Getting approval for the crop from the Agriculture Department and Food and Drug Administration would ensure that discovery of the seed in U.S. supplies would not disrupt trade, Wassell said.
The biotech proteins in the canola were approved for food use by the Environmental Protection Agency in the 1990s, he said.
Canola is a popular source of cooking oil because it is relatively low in saturated fat.
The gene-altered variety, GT200, was approved for production in Canada but not in the United States because Monsanto decided to market a slightly different variety, known as RT73, Wassell said. Both varieties are engineered to be immune to Monsanto's powerful Roundup weedkiller.
No GT200 has been detected in tests of U.S. seed, Wassell said.
The Food and Drug Administration must determine whether the biotech crop is substantially the same as canola that is bred by conventional means. The Agriculture Department decides whether it poses a risk of environmental harm and proposed in February to grant the approval.
The department solicited public comment on Monsanto's request in March but has not made a decision, said spokeswoman Alisa Harrison.
In a letter to the department last fall, Monsanto said GT200 "has the potential to be present in low, adventitious levels in commercial canola varieties."
FDA officials did not return telephone calls.
The biotechnology industry was embarrassed in 2000 when a variety of corn not approved for food use was found in taco shells and other foods. That corn variety, known as StarLink, was removed from the market, but the discovery led to national recalls of corn products and some temporary shutdowns of processing plants.
Unlike the biotech canola, StarLink was approved only for animal feed and industrial use because of unresolved questions about its potential to cause allergic reactions.

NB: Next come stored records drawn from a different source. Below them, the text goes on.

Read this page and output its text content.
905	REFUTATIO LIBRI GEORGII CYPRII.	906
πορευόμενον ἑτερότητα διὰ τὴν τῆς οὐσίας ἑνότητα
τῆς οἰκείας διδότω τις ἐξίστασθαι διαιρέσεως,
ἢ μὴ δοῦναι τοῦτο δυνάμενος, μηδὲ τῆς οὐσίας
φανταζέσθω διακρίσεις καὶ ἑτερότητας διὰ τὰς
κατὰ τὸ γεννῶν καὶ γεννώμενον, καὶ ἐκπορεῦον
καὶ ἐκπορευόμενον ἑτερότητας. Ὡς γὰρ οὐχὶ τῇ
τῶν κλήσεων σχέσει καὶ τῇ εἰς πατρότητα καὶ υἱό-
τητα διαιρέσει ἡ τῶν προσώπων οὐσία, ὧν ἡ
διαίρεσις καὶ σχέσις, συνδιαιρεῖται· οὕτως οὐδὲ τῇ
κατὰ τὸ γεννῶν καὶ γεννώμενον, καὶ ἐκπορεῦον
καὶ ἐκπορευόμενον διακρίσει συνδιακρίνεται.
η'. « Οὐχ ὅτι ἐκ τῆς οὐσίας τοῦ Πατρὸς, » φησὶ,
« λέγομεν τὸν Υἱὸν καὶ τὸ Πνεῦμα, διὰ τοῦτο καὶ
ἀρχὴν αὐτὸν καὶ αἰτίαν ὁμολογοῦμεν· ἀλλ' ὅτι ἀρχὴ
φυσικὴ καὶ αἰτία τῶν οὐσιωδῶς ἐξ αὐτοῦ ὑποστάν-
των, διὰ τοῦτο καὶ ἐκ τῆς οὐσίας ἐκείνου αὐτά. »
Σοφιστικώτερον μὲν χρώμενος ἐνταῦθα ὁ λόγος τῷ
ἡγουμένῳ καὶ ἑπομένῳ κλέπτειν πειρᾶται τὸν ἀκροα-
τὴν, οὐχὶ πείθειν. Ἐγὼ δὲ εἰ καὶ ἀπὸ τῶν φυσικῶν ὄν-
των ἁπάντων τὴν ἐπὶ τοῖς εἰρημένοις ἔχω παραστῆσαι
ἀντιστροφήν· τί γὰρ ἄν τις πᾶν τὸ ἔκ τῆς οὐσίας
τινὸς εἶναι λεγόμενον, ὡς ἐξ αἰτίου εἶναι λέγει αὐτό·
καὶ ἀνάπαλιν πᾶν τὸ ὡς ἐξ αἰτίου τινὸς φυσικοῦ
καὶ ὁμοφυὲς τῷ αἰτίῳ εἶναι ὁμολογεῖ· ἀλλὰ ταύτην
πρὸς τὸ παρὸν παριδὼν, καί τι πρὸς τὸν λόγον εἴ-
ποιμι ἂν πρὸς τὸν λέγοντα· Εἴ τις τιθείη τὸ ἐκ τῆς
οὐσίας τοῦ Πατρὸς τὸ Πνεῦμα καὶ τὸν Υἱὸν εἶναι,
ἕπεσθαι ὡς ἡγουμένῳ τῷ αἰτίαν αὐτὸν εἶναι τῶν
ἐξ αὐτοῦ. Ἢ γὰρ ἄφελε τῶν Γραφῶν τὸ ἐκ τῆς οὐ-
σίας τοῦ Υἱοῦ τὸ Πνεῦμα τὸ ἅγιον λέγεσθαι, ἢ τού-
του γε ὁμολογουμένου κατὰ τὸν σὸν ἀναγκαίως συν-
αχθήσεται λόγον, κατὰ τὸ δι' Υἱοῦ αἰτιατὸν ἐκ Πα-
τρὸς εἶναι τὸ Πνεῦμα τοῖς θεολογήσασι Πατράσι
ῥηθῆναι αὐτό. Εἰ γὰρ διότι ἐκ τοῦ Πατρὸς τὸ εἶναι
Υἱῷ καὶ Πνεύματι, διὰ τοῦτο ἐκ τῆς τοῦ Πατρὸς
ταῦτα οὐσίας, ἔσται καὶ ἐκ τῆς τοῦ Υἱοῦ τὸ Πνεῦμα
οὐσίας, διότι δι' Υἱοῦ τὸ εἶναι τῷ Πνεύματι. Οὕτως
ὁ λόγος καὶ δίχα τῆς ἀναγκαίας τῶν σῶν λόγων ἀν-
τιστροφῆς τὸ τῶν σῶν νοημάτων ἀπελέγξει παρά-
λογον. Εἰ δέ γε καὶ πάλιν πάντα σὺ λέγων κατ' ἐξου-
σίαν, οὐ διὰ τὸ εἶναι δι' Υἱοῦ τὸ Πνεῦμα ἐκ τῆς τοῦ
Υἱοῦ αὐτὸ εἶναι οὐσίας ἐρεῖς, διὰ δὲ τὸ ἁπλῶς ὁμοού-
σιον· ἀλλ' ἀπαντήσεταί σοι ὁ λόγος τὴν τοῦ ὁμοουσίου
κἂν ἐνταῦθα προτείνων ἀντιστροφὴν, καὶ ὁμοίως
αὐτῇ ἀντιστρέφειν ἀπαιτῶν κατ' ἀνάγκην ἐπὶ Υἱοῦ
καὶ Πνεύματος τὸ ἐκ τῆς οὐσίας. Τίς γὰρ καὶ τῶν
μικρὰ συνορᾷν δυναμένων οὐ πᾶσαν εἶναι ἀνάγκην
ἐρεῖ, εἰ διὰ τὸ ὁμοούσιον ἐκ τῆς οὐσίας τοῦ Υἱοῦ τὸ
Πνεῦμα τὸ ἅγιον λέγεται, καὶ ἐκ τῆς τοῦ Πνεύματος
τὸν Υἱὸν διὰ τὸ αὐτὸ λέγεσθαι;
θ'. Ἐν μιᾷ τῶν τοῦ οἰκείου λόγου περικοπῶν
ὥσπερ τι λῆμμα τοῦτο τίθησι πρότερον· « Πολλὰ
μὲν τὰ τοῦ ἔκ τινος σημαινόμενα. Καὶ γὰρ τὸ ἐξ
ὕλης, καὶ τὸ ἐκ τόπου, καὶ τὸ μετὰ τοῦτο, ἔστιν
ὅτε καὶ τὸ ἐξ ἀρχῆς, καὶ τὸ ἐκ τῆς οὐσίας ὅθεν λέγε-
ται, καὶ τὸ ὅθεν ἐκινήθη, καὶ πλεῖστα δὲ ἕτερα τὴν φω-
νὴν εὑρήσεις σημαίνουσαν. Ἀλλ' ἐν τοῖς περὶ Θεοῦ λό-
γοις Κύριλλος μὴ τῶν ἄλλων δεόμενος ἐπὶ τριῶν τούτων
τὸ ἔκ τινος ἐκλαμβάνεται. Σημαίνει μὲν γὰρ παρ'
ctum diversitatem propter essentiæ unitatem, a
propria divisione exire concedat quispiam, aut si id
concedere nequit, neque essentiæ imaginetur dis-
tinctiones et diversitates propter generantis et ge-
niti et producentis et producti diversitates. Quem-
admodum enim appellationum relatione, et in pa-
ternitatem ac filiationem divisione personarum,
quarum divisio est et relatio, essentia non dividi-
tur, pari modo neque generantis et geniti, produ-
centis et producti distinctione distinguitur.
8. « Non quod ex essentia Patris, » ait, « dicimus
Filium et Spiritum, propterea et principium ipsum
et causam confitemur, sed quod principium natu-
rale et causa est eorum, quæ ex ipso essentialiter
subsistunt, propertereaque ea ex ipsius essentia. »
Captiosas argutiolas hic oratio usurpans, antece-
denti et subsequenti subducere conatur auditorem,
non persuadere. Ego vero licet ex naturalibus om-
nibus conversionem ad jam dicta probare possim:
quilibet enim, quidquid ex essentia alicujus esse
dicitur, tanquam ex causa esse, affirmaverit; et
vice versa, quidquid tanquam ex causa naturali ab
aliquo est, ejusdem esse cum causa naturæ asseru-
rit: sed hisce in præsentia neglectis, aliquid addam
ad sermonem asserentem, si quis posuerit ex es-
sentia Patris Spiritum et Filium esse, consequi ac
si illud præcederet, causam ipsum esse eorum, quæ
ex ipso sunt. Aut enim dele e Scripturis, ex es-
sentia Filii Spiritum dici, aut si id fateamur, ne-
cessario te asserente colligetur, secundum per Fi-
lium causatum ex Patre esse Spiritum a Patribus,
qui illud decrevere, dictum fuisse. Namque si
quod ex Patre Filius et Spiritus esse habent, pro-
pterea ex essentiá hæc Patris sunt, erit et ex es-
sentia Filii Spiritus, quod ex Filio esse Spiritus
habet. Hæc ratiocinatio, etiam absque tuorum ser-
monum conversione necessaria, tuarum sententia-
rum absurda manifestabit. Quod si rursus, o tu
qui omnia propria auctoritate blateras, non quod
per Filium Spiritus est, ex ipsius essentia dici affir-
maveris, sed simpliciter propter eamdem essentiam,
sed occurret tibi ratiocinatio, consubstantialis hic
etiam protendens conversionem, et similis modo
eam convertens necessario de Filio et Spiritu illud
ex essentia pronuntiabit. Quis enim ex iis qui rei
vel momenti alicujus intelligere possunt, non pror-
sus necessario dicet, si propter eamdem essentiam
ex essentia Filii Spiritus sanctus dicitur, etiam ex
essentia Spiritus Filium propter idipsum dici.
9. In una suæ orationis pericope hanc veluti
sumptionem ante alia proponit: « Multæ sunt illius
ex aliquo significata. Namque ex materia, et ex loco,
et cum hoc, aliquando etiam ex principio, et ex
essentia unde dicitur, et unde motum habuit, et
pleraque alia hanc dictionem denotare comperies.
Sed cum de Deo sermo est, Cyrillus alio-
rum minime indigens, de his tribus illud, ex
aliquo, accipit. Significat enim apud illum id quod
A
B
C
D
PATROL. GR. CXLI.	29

As a result of such incidents, the biotechnology industry is asking the Bush administration to set a standard that would allow for the accidental presence of unapproved ingredients in food. Anti-biotech activists would be certain to oppose such a move, however.
Joseph Mendelson, legal director of the anti-biotech group Center for Food Safety, said Monsanto's admission that trace amounts of GT200 canola might be in other seed amounted to "genetic pollution of our food supply."